II. THE ENDS OF RIGHTEOUSNESS MAY BE ATTAINED BY PEACEABLE MEANS IF MEN WILL SUBMIT TO GOD'S TERMS. (Deuteronomy 20:10.) Terms of peace were to be offered by the Hebrews in their wars with outlying nations. The main condition of peace and friendship was the relinquishment of idolatry. If men will fear and serve God, they shall live. To know God as our God is life eternal. If men will turn their backs upon the sun, they must dwell in shadow; so if men will sever themselves from the Source of life, they inevitably die. Not once, but often, does God offer to us reconciliation, blessing, peace. By every method of persuasion and entreaty the Father of our spirits has endeavored to win us to paths of righteous obedience. His will is our sanctification; purity or perdition—here is the alternative!
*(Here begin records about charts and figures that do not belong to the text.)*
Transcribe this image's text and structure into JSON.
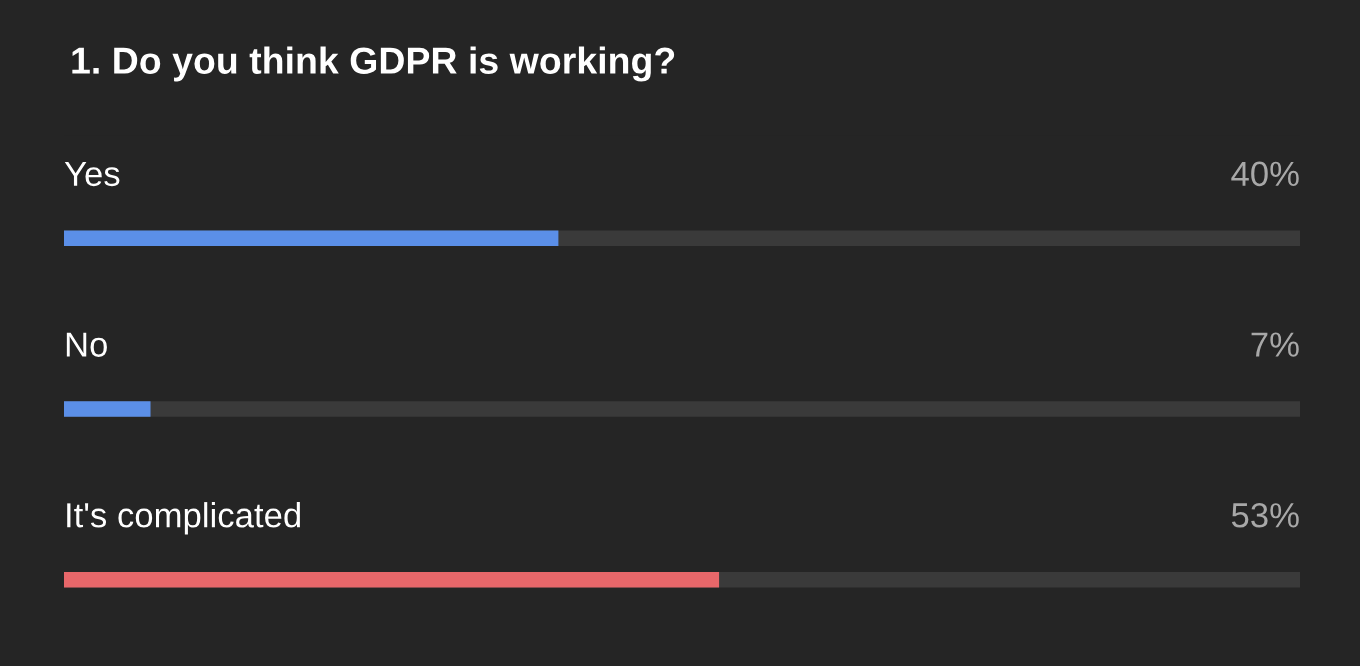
{
  "chart_data": {
    "type": "bar",
    "orientation": "horizontal",
    "title": "1. Do you think GDPR is working?",
    "categories": [
      "Yes",
      "No",
      "It's complicated"
    ],
    "values": [
      40,
      7,
      53
    ],
    "colors": [
      "#5b8fe8",
      "#5b8fe8",
      "#e8676a"
    ],
    "value_labels": [
      "40%",
      "7%",
      "53%"
    ],
    "xlim": [
      0,
      100
    ]
  }
}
III. THE EXECUTORS OF JEHOVAH'S WILL, SHALL BE AMPLY REWARDED. "All the spoil thereof shalt thou take unto thyself" (Deuteronomy 20:14). The harder the work, the more abundant shall be the reward. God's remuneration is ever ample and munificent. Most carefully does he weigh every hardship we endure for him. Our every tear he puts into his bottle. Blind unbelief may count him an "austere Master," who requires irksome and painful work; but the man of filial temper will run on most difficult errands, and his language is uniformly this, "I do always the things that please him;" "They who suffer with their Lord now shall be glorified by-and-by together."
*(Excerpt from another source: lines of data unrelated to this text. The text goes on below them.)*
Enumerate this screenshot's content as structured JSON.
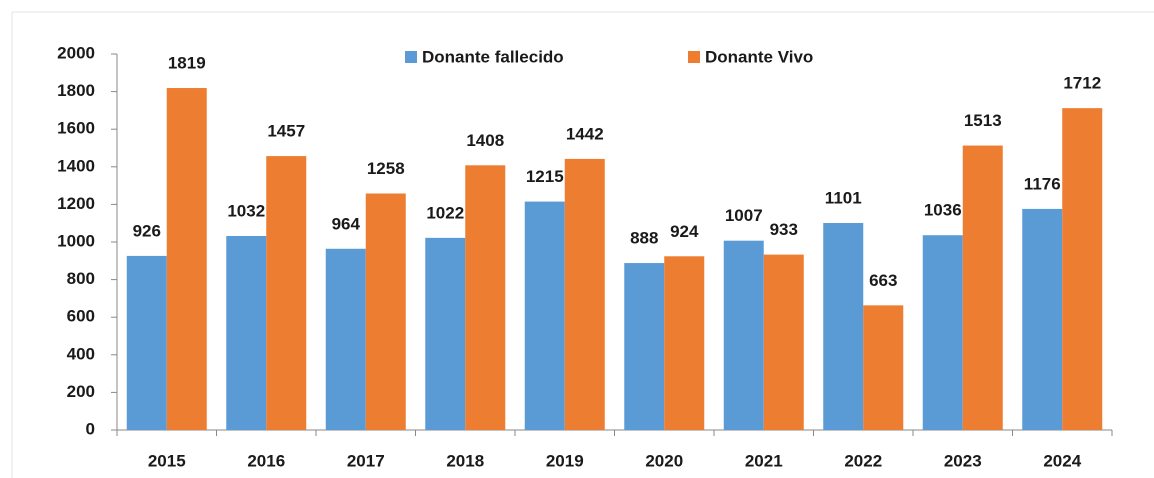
{
  "chart_data": {
    "type": "bar",
    "categories": [
      "2015",
      "2016",
      "2017",
      "2018",
      "2019",
      "2020",
      "2021",
      "2022",
      "2023",
      "2024"
    ],
    "series": [
      {
        "name": "Donante fallecido",
        "color": "#5b9bd5",
        "values": [
          926,
          1032,
          964,
          1022,
          1215,
          888,
          1007,
          1101,
          1036,
          1176
        ]
      },
      {
        "name": "Donante Vivo",
        "color": "#ed7d31",
        "values": [
          1819,
          1457,
          1258,
          1408,
          1442,
          924,
          933,
          663,
          1513,
          1712
        ]
      }
    ],
    "ylim": [
      0,
      2000
    ],
    "yticks": [
      0,
      200,
      400,
      600,
      800,
      1000,
      1200,
      1400,
      1600,
      1800,
      2000
    ],
    "grid": false,
    "legend": "top"
  }
}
IV. EXCESSIVE WICKEDNESS INVOLVES MEN IN COMPLETE DESTRUCTION. Terms of peace were offered to less guilty nations lying in Israel's vicinity, but for the inhabitants of Canaan—such was their moral rottenness—there was no alternative but destruction. "Thou shalt save alive nothing that breatheth" (Deuteronomy 20:16). It is well for us to learn that there is a stage in our moral disease when the remedy of mercy ceases to take effect. It becomes "a savor of death unto death." "With the breath of his mouth shall he slay the wicked." When the heart has become identified with rebellion, when all feeling is averse from God, when total depravity has set in,—then God abandons the man to his inevitable doom. "Israel would have none of him … so he gave them up to their own hearts' lust." This is man's blackest doom. Yet this is mercy for others.
V. THE WORK OF DESTRUCTION SHOULD BE BLENDED WITH PRUDENT KINDNESS. In laying siege against a city, not an axe was to be laid upon any fruit tree. Here we have a sample of' God's thoughtful and generous love for men! Whatever can minister to the need and comfort of his servants shall be secured to them. Though engaged in the awful work of destruction, he does not forget mercy; he is planning all the while for his servants' good. Though a frown is upon his face, tenderest love is active within his heart. More careful is he for us than we are for ourselves. Not a want, however minute, is by him overlooked. The desolating flood is upon the earth, but an ark is provided for Noah. The rain of fire is consuming Sodom, but Lot is safe in Zoar. "Even the hairs of your head are all numbered."—D.